Reflexões sobre Tempo e Conhecimento: Uma Jornada Filósofa
Desde os meus primeiros passos na leitura além dos limites escolares, nutri uma admiração profunda pela filosofia. Embora não me considere um intelectual no âmbito, sigo a célebre máxima de Nélson Rodrigues, que diz que exploro o tema “com a profundidade que uma formiguinha atravessaria sem molhar os calcanhares”. É na curiosidade que encontro prazer, mesmo diante das dificuldades de compreensão.
Em 2010, fui apresentado ao universo de Robert M. Pirsig e seu influente livro Zen e a Arte da Manutenção de Motocicletas. Seu jeito singular de conectar engenharia e percepção do mundo material capturou meu interesse de imediato. Embora suas ideias parecessem adormecidas em meu subconsciente, ressurgiram recentemente através de um texto do colega João Francisco Justo Filho.
Movido pela vontade de aprofundar-me, lembrei de uma livraria que havia mencionado em um artigo anterior, “Maneiras de olhar e pensar”. Ao visitá-la, encontrei uma nova edição da obra de Pirsig, enriquecida com uma introdução e correspondências com o editor, que tornaram minha experiência de leitura ainda mais cativante.

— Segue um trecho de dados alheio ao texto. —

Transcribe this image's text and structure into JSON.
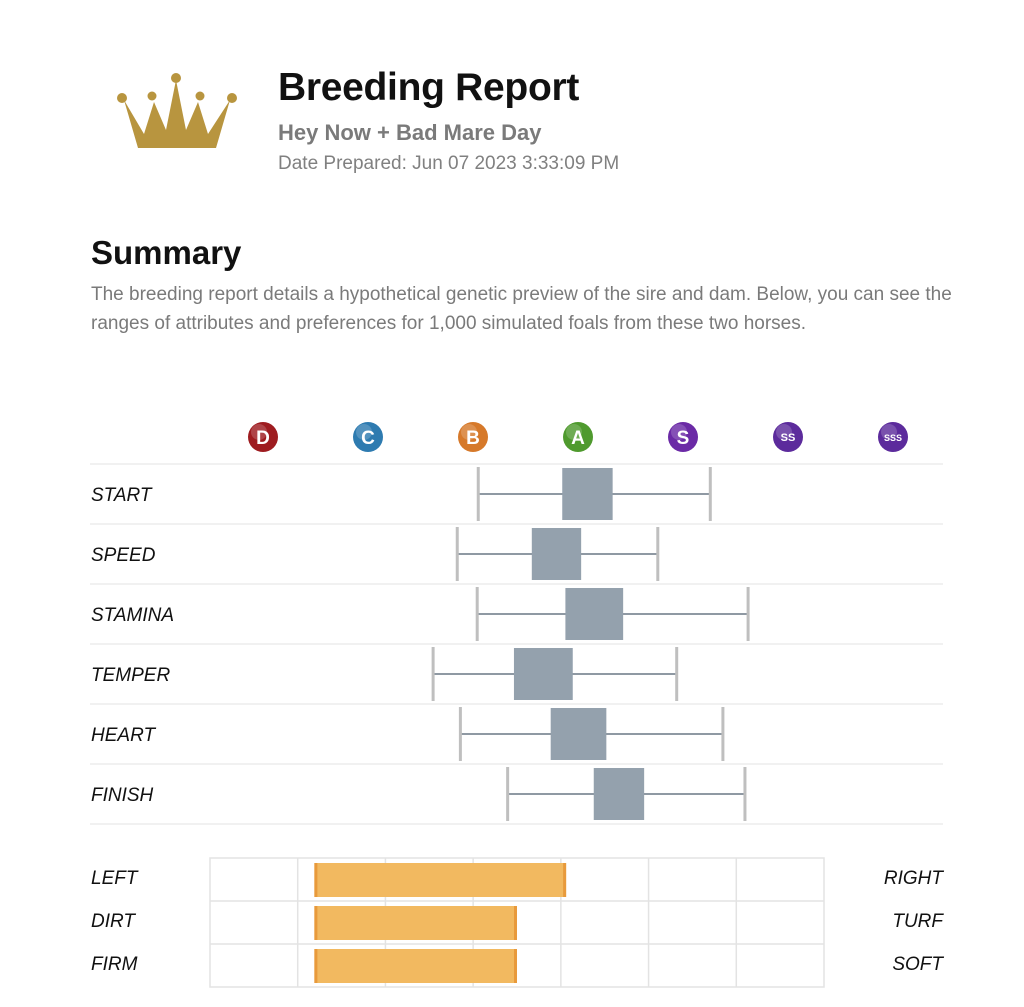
{
  "header": {
    "title": "Breeding Report",
    "pair": "Hey Now + Bad Mare Day",
    "date_prepared": "Date Prepared: Jun 07 2023 3:33:09 PM"
  },
  "summary": {
    "heading": "Summary",
    "text": "The breeding report details a hypothetical genetic preview of the sire and dam. Below, you can see the ranges of attributes and preferences for 1,000 simulated foals from these two horses."
  },
  "colors": {
    "crown": "#b8953f",
    "box": "#94a1ad",
    "whisker": "#8f99a3",
    "cap": "#bfbfbf",
    "pref_bar": "#f2b960",
    "pref_edge": "#e89a3c",
    "grid": "#e3e3e3"
  },
  "chart_data": [
    {
      "type": "boxplot",
      "scale": [
        "D",
        "C",
        "B",
        "A",
        "S",
        "SS",
        "SSS"
      ],
      "scale_colors": [
        "#9e1c20",
        "#2e7bb0",
        "#d6792a",
        "#4f9a2e",
        "#6b2aa6",
        "#5c2b9c",
        "#5c2b9c"
      ],
      "x_range": [
        0,
        6
      ],
      "rows": [
        {
          "label": "START",
          "min": 2.05,
          "q1": 2.85,
          "q3": 3.33,
          "max": 4.26
        },
        {
          "label": "SPEED",
          "min": 1.85,
          "q1": 2.56,
          "q3": 3.03,
          "max": 3.76
        },
        {
          "label": "STAMINA",
          "min": 2.04,
          "q1": 2.88,
          "q3": 3.43,
          "max": 4.62
        },
        {
          "label": "TEMPER",
          "min": 1.62,
          "q1": 2.39,
          "q3": 2.95,
          "max": 3.94
        },
        {
          "label": "HEART",
          "min": 1.88,
          "q1": 2.74,
          "q3": 3.27,
          "max": 4.38
        },
        {
          "label": "FINISH",
          "min": 2.33,
          "q1": 3.15,
          "q3": 3.63,
          "max": 4.59
        }
      ]
    },
    {
      "type": "bar",
      "categories": [
        {
          "left": "LEFT",
          "right": "RIGHT"
        },
        {
          "left": "DIRT",
          "right": "TURF"
        },
        {
          "left": "FIRM",
          "right": "SOFT"
        }
      ],
      "range": [
        [
          0.17,
          0.58
        ],
        [
          0.17,
          0.5
        ],
        [
          0.17,
          0.5
        ]
      ],
      "grid_divisions": 7
    }
  ]
}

A obra aborda discussões essenciais, como a perspectiva de David Hume sobre a origem do conhecimento e a perspectiva de Immanuel Kant sobre a relação entre conhecimento a priori e a experiência. Kant sugere que o tempo, enquanto conceito, é uma construção da mente, fornecendo uma “intuição” que resulta da interação com o ambiente. Essa interação é fundamental, levando a uma compreensão de que a forma como medimos o tempo pode ser tanto abstrata quanto profundamente prática.
A questão de como medir o tempo me intrigou desde meus dias de trabalho em um laboratório de desenvolvimento de equipamentos de comunicação digital nos anos 1970. Naquela época, expressões como “sinal de relógio” e “clock do circuito” eram comuns em nossas discussões.
Atualmente, a velocidade dos processadores, que operam em gigahertz – bilhões de ciclos por segundo – representa uma continuação da antiga busca humana por medir o tempo. Esta busca remonta aos babilônios e egípcios, que utilizaram o movimento da Terra em relação ao Sol como uma referência para a passagem do tempo.
Abstraindo de um estudo historiográfico, vale ressaltar que o relojoeiro holandês Salomon Coster, em 1656, construiu o primeiro relógio a pêndulo, uma invenção que marcou um avanço significativo no entendimento da medição do tempo por meio da repetição das oscilações mecânicas.
Com o passar do século XX, o uso de relógios mecânicos sofisticados se tornou um sinal de status social. Esse simbolismo ainda persiste, mesmo com a modernização dos métodos de medição, que incluem dispositivos eletrônicos baseados na física atômica e nos osciladores de cristais de quartzo.
Voltando ao contexto dos anos 70, era vital projetar circuitos que sincronizavam sinais elétricos periódicos. A experiência acumulada ao longo de quatro décadas lidando com esses sistemas me levou a analisar as lições extraídas do livro de Pirsig. Sua abordagem nos convida a refletir sobre as interconexões entre fenômenos oscilatórios e as ciências da vida, obrigando-nos a reconsiderar nossa relação com o tempo e a tecnologia.
Essa jornada intelectual, atravessando séculos de pensamento, revela não apenas a natureza multifacetada do tempo, mas também a importância de continuar questionando e buscando conhecimento em nossas vidas cotidianas.